Jendela tersebut di turunkan, tampak decakan tidak sabar terdengar dari wajah songong menyebalkan Naraka, dan untuk kesekian kalinya aku di buat terkejut saat melihat jika Naraka tidak sendirian.

Seorang yang berpenampilan modis dengan makeup tebal duduk di kursi depan dengan pandangan yang begitu sombong tanpa melirikku, seolah menyiratkan jika tindakan Naraka yang menjemputku ini sangat tidak di sukainya.

"Buruan naik! Nggak mau kan di omelin Om Pram lagi!"

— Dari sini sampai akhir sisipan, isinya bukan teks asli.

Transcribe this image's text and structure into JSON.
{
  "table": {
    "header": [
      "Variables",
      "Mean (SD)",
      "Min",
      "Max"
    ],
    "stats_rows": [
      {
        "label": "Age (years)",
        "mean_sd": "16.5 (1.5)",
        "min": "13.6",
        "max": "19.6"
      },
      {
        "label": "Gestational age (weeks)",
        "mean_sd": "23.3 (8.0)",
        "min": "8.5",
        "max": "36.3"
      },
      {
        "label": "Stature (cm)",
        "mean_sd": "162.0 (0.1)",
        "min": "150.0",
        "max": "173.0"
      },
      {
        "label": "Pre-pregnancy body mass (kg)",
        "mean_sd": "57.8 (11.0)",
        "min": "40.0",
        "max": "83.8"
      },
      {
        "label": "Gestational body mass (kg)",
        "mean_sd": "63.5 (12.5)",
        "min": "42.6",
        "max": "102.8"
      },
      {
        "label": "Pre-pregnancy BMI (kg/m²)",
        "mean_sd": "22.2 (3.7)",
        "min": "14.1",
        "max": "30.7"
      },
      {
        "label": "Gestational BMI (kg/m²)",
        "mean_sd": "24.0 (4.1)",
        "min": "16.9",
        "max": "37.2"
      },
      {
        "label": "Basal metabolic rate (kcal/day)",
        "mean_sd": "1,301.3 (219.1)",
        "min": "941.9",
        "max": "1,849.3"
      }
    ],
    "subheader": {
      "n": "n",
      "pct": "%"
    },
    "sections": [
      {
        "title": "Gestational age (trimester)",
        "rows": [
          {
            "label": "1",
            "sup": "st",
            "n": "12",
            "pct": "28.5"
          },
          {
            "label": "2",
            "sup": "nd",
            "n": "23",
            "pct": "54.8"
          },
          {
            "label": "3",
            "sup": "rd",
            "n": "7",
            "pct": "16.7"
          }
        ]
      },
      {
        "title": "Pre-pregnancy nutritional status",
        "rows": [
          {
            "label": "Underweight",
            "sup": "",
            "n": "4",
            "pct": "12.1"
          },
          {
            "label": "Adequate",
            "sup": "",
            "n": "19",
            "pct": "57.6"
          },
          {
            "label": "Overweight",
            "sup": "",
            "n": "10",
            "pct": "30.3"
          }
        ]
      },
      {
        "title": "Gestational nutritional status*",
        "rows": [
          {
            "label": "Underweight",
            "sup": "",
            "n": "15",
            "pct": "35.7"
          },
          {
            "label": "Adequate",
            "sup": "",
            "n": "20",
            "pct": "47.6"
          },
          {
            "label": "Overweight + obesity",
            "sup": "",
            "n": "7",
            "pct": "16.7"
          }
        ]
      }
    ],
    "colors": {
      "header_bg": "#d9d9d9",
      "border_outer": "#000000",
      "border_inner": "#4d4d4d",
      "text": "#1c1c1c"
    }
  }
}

"Nggak usah deh, aku naik Taxol aja!" Diiih, ogah amat harus satu mobil dengannya ples dengan perempuan yang menatapku dengan wajah menyebalkan ini.

Tapi sama seperti Papa, Naraka adalah manusia paling bebal dan pemaksa yang pernah aku kenal. "Masuk sendiri atau  harus aku gendong !" Haaaah, tanpa berpikir panjang aku dengan berat hati aku naik ke baris belakang, tidak ingin manusia mengerikan ini benar-benar menggendongku seperti yang di katakannya, karena percayalah, apa yang di ucapkan Naraka adalah apa yang akan dia lakukan.

"Kenapa juga kamu yang jemput aku, Ka? Mau-mauan aja di suruh Papa! Tolak aja kalau memang sedang kencan." Rutukku sebal.

"Karena emang udah kewajibanku buat jemput calon istri!"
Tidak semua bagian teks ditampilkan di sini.